All Products
Search
Document Center

OpenSearch:Terms

Last Updated:Feb 27, 2024

Data-related terms

Term

Description

MaxCompute data source

The data source from which full data is obtained. The raw data is stored in MaxCompute by partition.

API data source

The data source from which incremental data is obtained. Data is updated by calling API operations.

document

The search unit of structured data. A document can contain one or more fields and must have a primary key field. Retrieval Engine Edition identifies a unique document based on the value of the primary key field. If a new document has the same primary key value as an existing document, the existing document is overwritten by the new document.

field

The component of a document. A field consists of a field name and a field value.

multi-value field

The field that contains multiple independent values.

primary key

The field that uniquely identifies a document.

Retrieval Engine Edition

Term

Description

Query Result Searcher (QRS) worker

The role used in online search. QRS workers parse query requests and merge the results returned by Searcher workers.

Searcher worker

The role used in online search. Searcher workers load index data and provide search services.

cluster

A search service that consists of a set of QRS workers and Searcher workers.

Processor

A role used in offline indexing for parsing users' raw data.

Builder

A role used in offline indexing for indexing on raw data.

Merger

A role used in offline indexing for merging and sorting indexes.

full indexing

The process that is used for indexing on full data in a MaxCompute data source. The indexes that are generated during this process are full indexes, and the index versions are full index versions.

incremental indexing

When data is updated in real time, the offline indexing process generates and applies the indexes to online clusters.

real-time indexing

The data that is pushed by calling API operations takes effect in real time. This process is referred to as real-time indexing. Real-time indexes are generated in the memory of Searcher workers.

inverted index

An inverted index is a linked list that maps terms to their locations in a set of documents. Inverted indexes are used in query clauses to make queries efficient. Example: term1->doc1,doc2,doc3;term2->doc1,doc2.

forward index

A forward index is a linked list that maps documents to fields. Forward indexes are used in FILTER clauses. Forward indexes are less efficient than inverted indexes. Example: doc1->id,type,create_time…

summary index

A summary index collects and stores the information that you want the system to display in summaries of search results. You can query information that is contained in a search result summary by specifying the primary key or document ID. Retrieval Engine Edition displays the search results by page.

tokenization

The sentences in documents are tokenized to terms. If the data type of the field is TEXT, the system tokenizes the sentences into meaningful terms. For example, if the data type is TEXT, "浙江大学" is tokenized into two terms "浙江" and "大学".

term

A term is a token or a set of tokens after tokenization.
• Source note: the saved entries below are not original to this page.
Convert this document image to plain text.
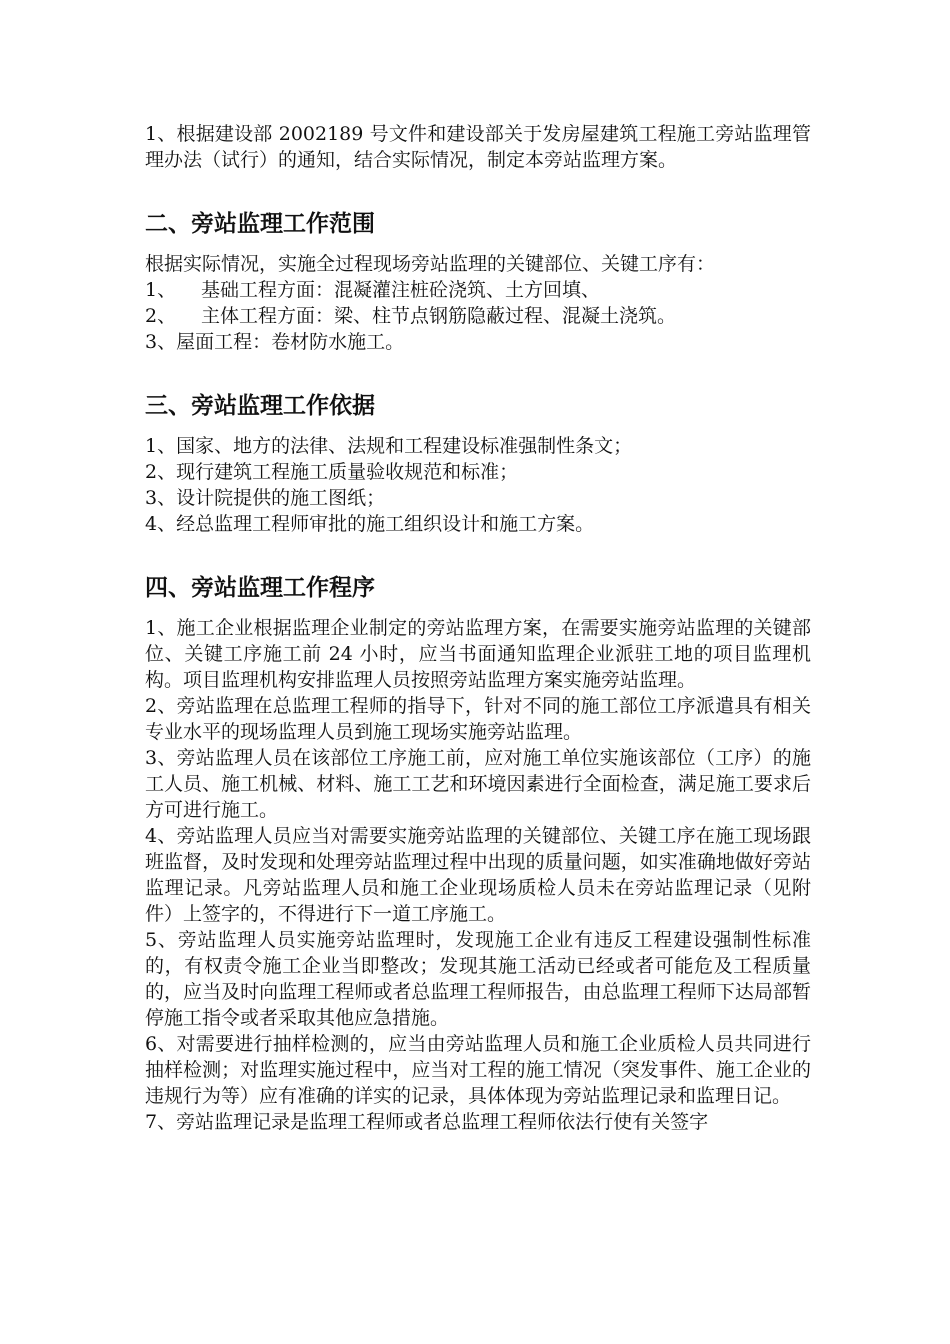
1、根据建设部 2002189 号文件和建设部关于发房屋建筑工程施工旁站监理管理办法（试行）的通知，结合实际情况，制定本旁站监理方案。

二、旁站监理工作范围

根据实际情况，实施全过程现场旁站监理的关键部位、关键工序有：

1、 基础工程方面：混凝灌注桩砼浇筑、土方回填、

2、 主体工程方面：梁、柱节点钢筋隐蔽过程、混凝土浇筑。

3、屋面工程：卷材防水施工。

三、旁站监理工作依据

1、国家、地方的法律、法规和工程建设标准强制性条文；

2、现行建筑工程施工质量验收规范和标准；

3、设计院提供的施工图纸；

4、经总监理工程师审批的施工组织设计和施工方案。

四、旁站监理工作程序

1、施工企业根据监理企业制定的旁站监理方案，在需要实施旁站监理的关键部位、关键工序施工前 24 小时，应当书面通知监理企业派驻工地的项目监理机构。项目监理机构安排监理人员按照旁站监理方案实施旁站监理。

2、旁站监理在总监理工程师的指导下，针对不同的施工部位工序派遣具有相关专业水平的现场监理人员到施工现场实施旁站监理。

3、旁站监理人员在该部位工序施工前，应对施工单位实施该部位（工序）的施工人员、施工机械、材料、施工工艺和环境因素进行全面检查，满足施工要求后方可进行施工。

4、旁站监理人员应当对需要实施旁站监理的关键部位、关键工序在施工现场跟班监督，及时发现和处理旁站监理过程中出现的质量问题，如实准确地做好旁站监理记录。凡旁站监理人员和施工企业现场质检人员未在旁站监理记录（见附件）上签字的，不得进行下一道工序施工。

5、旁站监理人员实施旁站监理时，发现施工企业有违反工程建设强制性标准的，有权责令施工企业当即整改；发现其施工活动已经或者可能危及工程质量的，应当及时向监理工程师或者总监理工程师报告，由总监理工程师下达局部暂停施工指令或者采取其他应急措施。

6、对需要进行抽样检测的，应当由旁站监理人员和施工企业质检人员共同进行抽样检测；对监理实施过程中，应当对工程的施工情况（突发事件、施工企业的违规行为等）应有准确的详实的记录，具体体现为旁站监理记录和监理日记。

7、旁站监理记录是监理工程师或者总监理工程师依法行使有关签字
Data changes triggered and implemented by FSM

Change type

Whether to allow recurring events

Description

Service discovery

Yes

Points the IP address of a Retrieval Engine Edition instance to the domain name to help you call the service. For the same cluster, all historical changes are terminated before the latest change runs.

ha3_biz_apend

No

Adds biz. This operation can be performed once on each instance. The system automatically triggers this change. The change may continue to run until the index table is added to the instance and the index is built.

update_biz_depend_index_fsm

No

Updates the index on which biz depends. This operation can be performed once on each instance. The system automatically triggers this change. The change may continue to run until the index table is added to the instance and the index is built.

Online deployment

Yes

For the same cluster, all historical changes are terminated before the latest change runs.

multi_biz_activate

No

Initializes a Retrieval Engine Edition instance.

This operation can be performed once on each instance. The change may continue to run until the index table is added to the instance and the index is built.

Index creation

Yes

For the same index, all historical changes are terminated before the latest change runs.

Automatically triggered full indexing

Yes

The system automatically triggers this change after new data partitions are identified. The latest change and historical changes can concurrently run.

Manually triggered full indexing

Yes

The latest change and historical changes can concurrently run.

Configuration push

Yes

All historical changes are terminated before the latest change runs.

Online resources

Yes

For the same zone, all historical changes are terminated before the latest change runs.

Index rollback

Yes

The latest change and historical changes can concurrently run.

Note
  • FSM: the finite-state machine. FSM works as a mathematical model that represents a finite number of states and the switchover between these states.

  • Trigger recurring events: specifies whether to allow recurring events.